There were many circular desks in this room, small groups of women standing in the center of them, corpses walking up to them. In the center of the room was a much larger desk with one woman standing at it. Large, older, short hair, cheeks of a pit bull, a lollipop in her mouth. No one seemed to be approaching that one. So Harold did. A small sign on the desk read “MADAM.”

“What d’ya need?” Madam wasn’t in the mood for customer service.

Harold immediately showed her his badge. If this woman knew anything about the city (she was a madam, after all), she should know what it meant.

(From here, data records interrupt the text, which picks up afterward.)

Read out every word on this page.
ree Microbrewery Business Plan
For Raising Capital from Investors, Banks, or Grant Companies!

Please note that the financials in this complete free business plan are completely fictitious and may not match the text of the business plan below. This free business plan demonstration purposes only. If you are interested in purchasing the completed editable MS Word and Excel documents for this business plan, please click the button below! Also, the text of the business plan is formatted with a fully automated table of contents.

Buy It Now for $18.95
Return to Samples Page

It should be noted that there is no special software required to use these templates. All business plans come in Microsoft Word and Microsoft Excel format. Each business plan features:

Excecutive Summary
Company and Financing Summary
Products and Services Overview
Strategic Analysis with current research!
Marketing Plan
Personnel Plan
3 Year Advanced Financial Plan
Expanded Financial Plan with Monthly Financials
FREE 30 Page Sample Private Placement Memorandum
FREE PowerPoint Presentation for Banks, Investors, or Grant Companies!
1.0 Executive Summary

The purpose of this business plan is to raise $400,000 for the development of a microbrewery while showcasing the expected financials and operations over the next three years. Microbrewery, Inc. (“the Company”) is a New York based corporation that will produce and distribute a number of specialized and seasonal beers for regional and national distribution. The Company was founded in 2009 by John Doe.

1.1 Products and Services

“Oh,” she set her thick elbows on the desk. “We don’t usually get your cocks here.”

“I need a woman,” Harold put the card away.

“Preferences?”

Harold thought. He tried to think like a rebel. If they were using prostitutes to recruit, what kind of woman would they hire to appeal to young men? She would have to be the best… of the cheapest. He asked the madam for just that.

“Oh, of course! The economy exclusive!” The madam reached under the desk for a book and set it open on the surface. “Name.”

“Odd,” Harold thought out loud. “I wouldn’t think the city would keep such careful track of these things.”

“The city’s not,” the Madam moved the lollipop from one side of her mouth to the other. “We are. It helps us answer their stupid questions.”